North Korea, Bhutan, East Timor and more places to gain travel kudos
Tenggol Island, Malaysia Hip because… Tioman, Redang and the Perhentians are just so ‘been there, done that’.
What’s it like? Many divers say the stunning little island of Tenggol has the best diving off Malaysia, ranging from shallow coral fields to deep dives and wrecks. There’s not much to do on the island except dive and relax, but that’s part of its beauty. The spartan but clean Tenggol Island Beach Resort does a three-day/two-night package that includes accommodation, six meals and five boat dives for Dhs1,014. This Malay/Chinese-run place isn’t as slickly professional as some, but it’s hard to complain at the price.
Go Emirates (www.emirates.com) flies to Kuala Lumpur from Dhs3,000 return. From here, Malaysia Airlines (www.malaysiaairlines.com) flies to Kuantan, from Dhs1,000 return. Then it’s a three-hour taxi ride to Kuala Dungun, where you can get a boat to the island (included in dive packages).
Bhutan Hip because… There are direct flights from Delhi and Kathmandu, which in turn are only a stone’s throw from Dubai.
What’s it like? Bhutan is up there with the likes of North Korea (see right) and the Antarctic as one of those prized passport stamps – and instead of dictator-kitsch and sub-zero temperatures (in summer, at least), you get the world’s only Vajrayana Buddhist country, variously described as ‘the last Shangri-La’ or ‘what Tibet was meant to look like’. The good news is that government carrier Drukair now flies direct from Singapore to Paroinwestern Bhutan. The bad news? Return flights will cost you dearly – and that’s before the now-infamous rule enforcing a minimum daily outlay of US$200 (Dhs730) when you’re there. Still, after the money’s been spent, you get to explore a beautiful country where GDP is less important than Gross National Happiness.
Go The cheapest way to get there is via Delhi, from Dhs1,800 return (www.airindia.in), from where Drukair (www.drukair.com.bt) offers return flights to Paro from Dhs2,700.
East Timor Hip because… Ten years after independence, it’s getting more stable – and there’s great diving and hiking.

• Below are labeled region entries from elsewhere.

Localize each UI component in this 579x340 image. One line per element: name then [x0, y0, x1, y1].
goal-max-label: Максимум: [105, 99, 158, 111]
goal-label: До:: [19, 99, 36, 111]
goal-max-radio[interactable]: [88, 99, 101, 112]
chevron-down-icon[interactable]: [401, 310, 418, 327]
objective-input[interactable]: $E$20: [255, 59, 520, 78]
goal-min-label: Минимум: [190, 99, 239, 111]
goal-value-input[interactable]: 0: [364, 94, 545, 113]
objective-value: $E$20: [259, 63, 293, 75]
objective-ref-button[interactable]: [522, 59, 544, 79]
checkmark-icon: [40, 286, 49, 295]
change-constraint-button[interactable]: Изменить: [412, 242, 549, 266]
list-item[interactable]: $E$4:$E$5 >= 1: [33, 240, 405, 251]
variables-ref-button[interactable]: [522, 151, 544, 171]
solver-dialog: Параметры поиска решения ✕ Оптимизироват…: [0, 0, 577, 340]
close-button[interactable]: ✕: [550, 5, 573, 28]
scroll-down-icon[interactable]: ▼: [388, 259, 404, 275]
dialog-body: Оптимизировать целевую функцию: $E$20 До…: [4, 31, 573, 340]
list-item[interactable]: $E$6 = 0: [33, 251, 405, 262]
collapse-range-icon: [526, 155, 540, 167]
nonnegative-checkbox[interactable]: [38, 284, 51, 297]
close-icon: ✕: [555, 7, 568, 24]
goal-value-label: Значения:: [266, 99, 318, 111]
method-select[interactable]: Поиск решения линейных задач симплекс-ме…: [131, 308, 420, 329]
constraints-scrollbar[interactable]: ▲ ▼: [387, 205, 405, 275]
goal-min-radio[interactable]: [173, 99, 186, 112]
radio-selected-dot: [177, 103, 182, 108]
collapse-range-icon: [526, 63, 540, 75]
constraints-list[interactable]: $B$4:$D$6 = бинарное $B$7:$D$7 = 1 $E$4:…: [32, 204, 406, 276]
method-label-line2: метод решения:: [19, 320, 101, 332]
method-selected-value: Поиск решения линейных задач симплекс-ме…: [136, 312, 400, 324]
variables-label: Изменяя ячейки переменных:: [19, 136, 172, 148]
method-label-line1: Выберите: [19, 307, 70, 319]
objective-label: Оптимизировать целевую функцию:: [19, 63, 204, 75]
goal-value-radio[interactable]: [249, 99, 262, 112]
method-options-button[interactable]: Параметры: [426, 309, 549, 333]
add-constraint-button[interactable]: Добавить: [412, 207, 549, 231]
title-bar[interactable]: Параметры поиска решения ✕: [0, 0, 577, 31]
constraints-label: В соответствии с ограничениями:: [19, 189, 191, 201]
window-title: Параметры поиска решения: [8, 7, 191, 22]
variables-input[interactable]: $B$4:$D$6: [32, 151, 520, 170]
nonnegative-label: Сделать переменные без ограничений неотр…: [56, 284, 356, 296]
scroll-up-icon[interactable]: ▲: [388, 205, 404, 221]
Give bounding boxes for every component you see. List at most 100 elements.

What’s it like? The passport stamp doesn’t come cheap. Once you get there, though, you’ll find the infrastructure is still recovering from the civil war of 1999-2002, but improving. The challenges of travelling here – bad roads, difficulties getting from A to B – are offset by friendly locals, and world-class diving and hiking. There are great beaches close to the rickety capital of Dili; spectacular diving at Atauro Island; and coffee plantations on the way to Mt Ramelau.
North Korea Hip because… With a new leader, and the Mass Games, it’s more interesting than ever.

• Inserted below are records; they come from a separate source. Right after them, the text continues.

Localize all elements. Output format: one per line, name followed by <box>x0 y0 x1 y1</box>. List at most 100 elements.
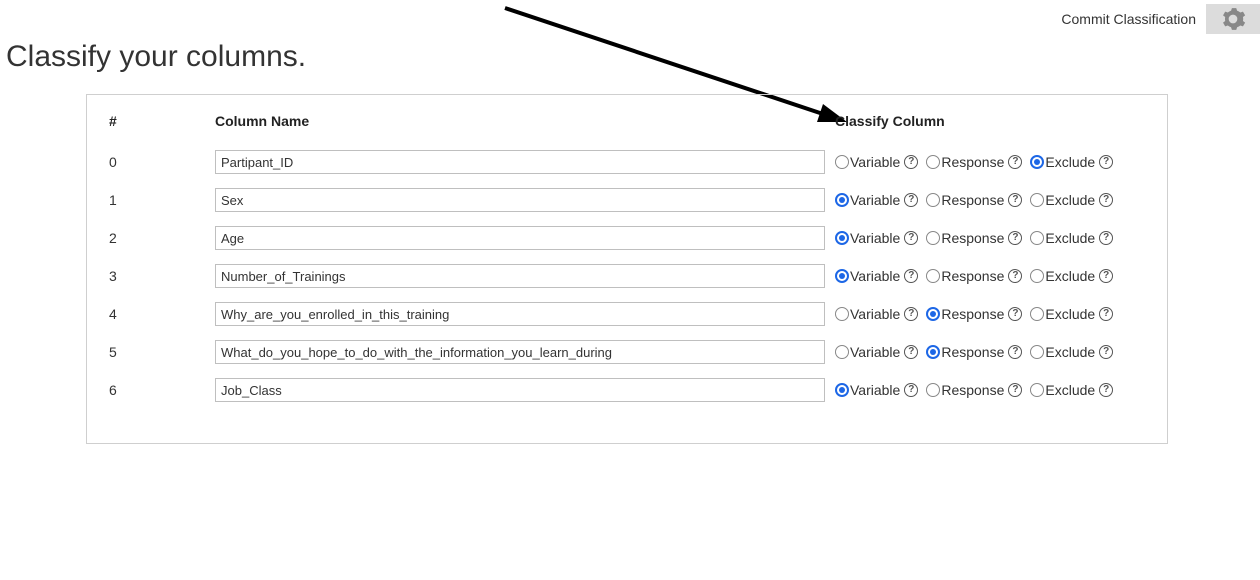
row-name-cell <box>215 378 835 402</box>
radio-label-response: Response <box>941 154 1004 170</box>
radio-label-response: Response <box>941 268 1004 284</box>
radio-exclude[interactable] <box>1030 383 1044 397</box>
column-name-input[interactable] <box>215 378 825 402</box>
help-icon[interactable]: ? <box>1008 345 1022 359</box>
radio-variable[interactable] <box>835 155 849 169</box>
radio-option-exclude: Exclude? <box>1030 344 1119 360</box>
help-icon[interactable]: ? <box>1099 383 1113 397</box>
row-classify-cell: Variable?Response?Exclude? <box>835 382 1145 398</box>
help-icon[interactable]: ? <box>1099 155 1113 169</box>
radio-label-variable: Variable <box>850 382 900 398</box>
radio-variable[interactable] <box>835 231 849 245</box>
help-icon[interactable]: ? <box>904 155 918 169</box>
radio-variable[interactable] <box>835 307 849 321</box>
column-name-input[interactable] <box>215 226 825 250</box>
commit-classification-link[interactable]: Commit Classification <box>1061 11 1196 27</box>
radio-exclude[interactable] <box>1030 269 1044 283</box>
help-icon[interactable]: ? <box>904 383 918 397</box>
help-icon[interactable]: ? <box>1099 269 1113 283</box>
row-index: 3 <box>109 268 215 284</box>
table-row: 4Variable?Response?Exclude? <box>109 295 1145 333</box>
radio-label-variable: Variable <box>850 306 900 322</box>
row-classify-cell: Variable?Response?Exclude? <box>835 230 1145 246</box>
radio-exclude[interactable] <box>1030 345 1044 359</box>
radio-exclude[interactable] <box>1030 307 1044 321</box>
radio-option-response: Response? <box>926 382 1028 398</box>
header-index: # <box>109 113 215 129</box>
help-icon[interactable]: ? <box>1008 307 1022 321</box>
column-name-input[interactable] <box>215 302 825 326</box>
help-icon[interactable]: ? <box>1008 269 1022 283</box>
top-right-toolbar: Commit Classification <box>1061 4 1260 34</box>
help-icon[interactable]: ? <box>1099 231 1113 245</box>
row-index: 5 <box>109 344 215 360</box>
help-icon[interactable]: ? <box>904 193 918 207</box>
radio-label-variable: Variable <box>850 192 900 208</box>
table-row: 3Variable?Response?Exclude? <box>109 257 1145 295</box>
column-name-input[interactable] <box>215 150 825 174</box>
radio-exclude[interactable] <box>1030 231 1044 245</box>
radio-option-variable: Variable? <box>835 306 924 322</box>
row-index: 4 <box>109 306 215 322</box>
radio-option-response: Response? <box>926 192 1028 208</box>
radio-option-response: Response? <box>926 306 1028 322</box>
radio-variable[interactable] <box>835 383 849 397</box>
radio-label-variable: Variable <box>850 154 900 170</box>
table-row: 2Variable?Response?Exclude? <box>109 219 1145 257</box>
row-classify-cell: Variable?Response?Exclude? <box>835 344 1145 360</box>
row-index: 6 <box>109 382 215 398</box>
row-classify-cell: Variable?Response?Exclude? <box>835 268 1145 284</box>
column-name-input[interactable] <box>215 264 825 288</box>
help-icon[interactable]: ? <box>904 345 918 359</box>
help-icon[interactable]: ? <box>1008 383 1022 397</box>
radio-response[interactable] <box>926 383 940 397</box>
help-icon[interactable]: ? <box>1008 231 1022 245</box>
settings-button[interactable] <box>1206 4 1260 34</box>
radio-label-response: Response <box>941 230 1004 246</box>
radio-option-response: Response? <box>926 268 1028 284</box>
radio-option-exclude: Exclude? <box>1030 154 1119 170</box>
radio-label-exclude: Exclude <box>1045 306 1095 322</box>
classify-radio-group: Variable?Response?Exclude? <box>835 382 1145 398</box>
row-classify-cell: Variable?Response?Exclude? <box>835 192 1145 208</box>
classify-radio-group: Variable?Response?Exclude? <box>835 344 1145 360</box>
radio-label-response: Response <box>941 192 1004 208</box>
row-classify-cell: Variable?Response?Exclude? <box>835 154 1145 170</box>
help-icon[interactable]: ? <box>1099 345 1113 359</box>
radio-variable[interactable] <box>835 345 849 359</box>
help-icon[interactable]: ? <box>1008 155 1022 169</box>
table-header: # Column Name Classify Column <box>109 113 1145 143</box>
help-icon[interactable]: ? <box>904 231 918 245</box>
gear-icon <box>1220 6 1246 32</box>
radio-option-variable: Variable? <box>835 344 924 360</box>
radio-label-exclude: Exclude <box>1045 268 1095 284</box>
help-icon[interactable]: ? <box>1008 193 1022 207</box>
radio-option-exclude: Exclude? <box>1030 382 1119 398</box>
help-icon[interactable]: ? <box>904 269 918 283</box>
table-row: 6Variable?Response?Exclude? <box>109 371 1145 409</box>
radio-label-response: Response <box>941 306 1004 322</box>
radio-response[interactable] <box>926 307 940 321</box>
help-icon[interactable]: ? <box>1099 307 1113 321</box>
radio-label-variable: Variable <box>850 268 900 284</box>
column-name-input[interactable] <box>215 188 825 212</box>
radio-response[interactable] <box>926 155 940 169</box>
radio-option-response: Response? <box>926 230 1028 246</box>
radio-variable[interactable] <box>835 269 849 283</box>
radio-variable[interactable] <box>835 193 849 207</box>
radio-exclude[interactable] <box>1030 193 1044 207</box>
radio-response[interactable] <box>926 269 940 283</box>
classification-panel: # Column Name Classify Column 0Variable?… <box>86 94 1168 444</box>
table-row: 1Variable?Response?Exclude? <box>109 181 1145 219</box>
help-icon[interactable]: ? <box>904 307 918 321</box>
radio-response[interactable] <box>926 193 940 207</box>
column-name-input[interactable] <box>215 340 825 364</box>
radio-exclude[interactable] <box>1030 155 1044 169</box>
help-icon[interactable]: ? <box>1099 193 1113 207</box>
header-classify-column: Classify Column <box>835 113 1145 129</box>
row-name-cell <box>215 264 835 288</box>
radio-response[interactable] <box>926 231 940 245</box>
classify-radio-group: Variable?Response?Exclude? <box>835 306 1145 322</box>
radio-response[interactable] <box>926 345 940 359</box>
radio-label-exclude: Exclude <box>1045 154 1095 170</box>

What’s it like? North Korea has forever been the ultimate ‘weird’ travel destination. But while it’s still as jaw-dropping as ever to read The Pyongyang Times and bow in front of the waxy Kim Il-sung, there’s an added edge of interest after the accession of ‘The Great Successor’ Kim Jong-un. The Arirang Mass Games start on Thursday August 2, and you can see the opening ceremony on a five-day tour from Koryo Tours that includes a trip to the historical city of Kaesong and the town of Nampo (Dhs6,340; www.koryogroup.com). For more on North Korea, check out the country’s new website, a surprisingly navigable guide to Juche ideology, Songun politics and more.
Go Air China (www.airchina.com) flies direct from Dubai to Beijing from Dhs2,150 return. From there, Koryo Tours (www.koryogroup.com) will sort out the rest (prices vary).

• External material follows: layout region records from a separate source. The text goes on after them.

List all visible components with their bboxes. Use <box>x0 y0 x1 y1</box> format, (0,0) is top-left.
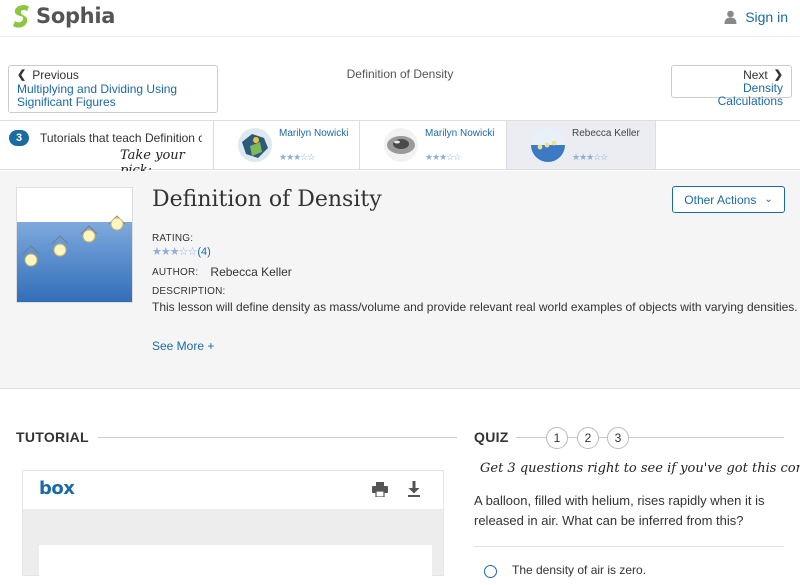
tutorial-thumbnail-image <box>384 128 418 162</box>
user-icon <box>724 10 737 24</box>
tutorial-heading: TUTORIAL <box>16 429 89 445</box>
top-bar: Sophia Sign in <box>0 0 800 36</box>
lesson-navigation: ❮ Previous Multiplying and Dividing Usin… <box>0 36 800 120</box>
quiz-question-2-button[interactable]: 2 <box>577 427 599 449</box>
tutorial-rating-stars: ★★★☆☆ <box>279 152 315 162</box>
lesson-info-panel: Definition of Density Other Actions ⌄ RA… <box>0 171 800 389</box>
tutorial-thumbnail <box>238 128 272 162</box>
strip-divider <box>655 121 656 169</box>
previous-lesson-title-line2: Significant Figures <box>17 95 116 109</box>
tutorial-thumbnail-image <box>531 128 565 162</box>
chevron-down-icon: ⌄ <box>764 194 773 205</box>
lesson-rating[interactable]: ★★★☆☆ (4) <box>152 245 211 259</box>
quiz-divider <box>474 546 784 547</box>
tutorial-thumbnail-image <box>238 128 272 162</box>
document-viewer: box <box>22 470 444 585</box>
tutorial-card[interactable]: Marilyn Nowicki ★★★☆☆ <box>359 121 505 169</box>
other-actions-dropdown[interactable]: Other Actions ⌄ <box>672 186 785 213</box>
tutorial-thumbnail <box>384 128 418 162</box>
tutorial-heading-rule <box>98 437 457 438</box>
tutorial-author: Marilyn Nowicki <box>425 128 495 139</box>
current-lesson-title: Definition of Density <box>346 67 454 81</box>
lesson-thumbnail <box>16 187 133 303</box>
quiz-heading: QUIZ <box>474 429 509 445</box>
previous-label: Previous <box>32 68 79 82</box>
quiz-answer-option[interactable]: The density of air is zero. <box>484 561 646 578</box>
next-lesson-button[interactable]: Next ❯ Density Calculations <box>671 65 792 108</box>
chevron-left-icon: ❮ <box>17 69 27 81</box>
author-row: AUTHOR: Rebecca Keller <box>152 265 292 279</box>
lesson-title: Definition of Density <box>152 187 382 212</box>
viewer-toolbar: box <box>23 471 443 507</box>
tutorials-label: Tutorials that teach Definition of Densi… <box>40 131 202 145</box>
box-logo[interactable]: box <box>39 478 75 499</box>
quiz-answer-text: The density of air is zero. <box>512 562 647 577</box>
author-label: AUTHOR: <box>152 266 199 278</box>
sign-in-label: Sign in <box>745 9 788 25</box>
tutorial-card-selected[interactable]: Rebecca Keller ★★★☆☆ <box>506 121 655 169</box>
next-lesson-link[interactable]: Density Calculations <box>680 82 783 108</box>
rating-stars: ★★★☆☆ <box>152 246 197 258</box>
previous-lesson-link[interactable]: Multiplying and Dividing Using Significa… <box>17 83 209 109</box>
tutorial-thumbnail <box>531 128 565 162</box>
description-label: DESCRIPTION: <box>152 286 226 297</box>
lesson-description: This lesson will define density as mass/… <box>152 300 798 314</box>
previous-direction: ❮ Previous <box>17 69 209 82</box>
tutorial-card[interactable]: Marilyn Nowicki ★★★☆☆ <box>213 121 359 169</box>
quiz-promo-text: Get 3 questions right to see if you've g… <box>480 461 800 476</box>
tutorial-author: Marilyn Nowicki <box>279 128 349 139</box>
tutorial-author: Rebecca Keller <box>572 128 640 139</box>
see-more-link[interactable]: See More + <box>152 339 214 353</box>
sign-in-link[interactable]: Sign in <box>724 9 788 25</box>
tutorial-count-badge: 3 <box>9 130 29 146</box>
tutorials-intro: 3 Tutorials that teach Definition of Den… <box>0 121 213 178</box>
other-actions-label: Other Actions <box>684 192 757 207</box>
sophia-logo-icon <box>13 5 29 28</box>
tutorial-rating-stars: ★★★☆☆ <box>425 152 461 162</box>
tutorial-rating-stars: ★★★☆☆ <box>572 152 608 162</box>
quiz-question-1-button[interactable]: 1 <box>546 427 568 449</box>
viewer-canvas[interactable] <box>23 509 443 585</box>
rating-count[interactable]: (4) <box>197 246 210 258</box>
radio-button[interactable] <box>484 565 497 578</box>
tutorials-strip: 3 Tutorials that teach Definition of Den… <box>0 120 800 178</box>
quiz-question-3-button[interactable]: 3 <box>607 427 629 449</box>
author-name: Rebecca Keller <box>210 265 292 279</box>
print-icon[interactable] <box>372 482 388 497</box>
download-icon[interactable] <box>407 481 421 497</box>
document-page <box>39 545 432 585</box>
sophia-logo[interactable]: Sophia <box>10 3 115 29</box>
logo-text: Sophia <box>36 4 116 28</box>
rating-label: RATING: <box>152 233 194 244</box>
quiz-question-text: A balloon, filled with helium, rises rap… <box>474 493 765 528</box>
lesson-thumbnail-image <box>17 188 132 302</box>
previous-lesson-button[interactable]: ❮ Previous Multiplying and Dividing Usin… <box>8 65 218 113</box>
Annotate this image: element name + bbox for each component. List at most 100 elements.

Cambodia’s islands Hip because… The new Song Saa private island has shone a spotlight on Cambodia’s 60 or so southern islands.
What’s it like? Sihanoukville may be a bit of a dump, but it’s a great access point for a series of islands that snobby travellers like to say resemble Thailand 25 years ago. The pick of the bunch are Koh Tang and Koh Rong, accessed via overnight liveaboard boats (Dhs808; www.divecambodia.com). Or splash out Dhs5,857 a night and stay at the Song Saa private island, already being touted as one of the world’s top resorts.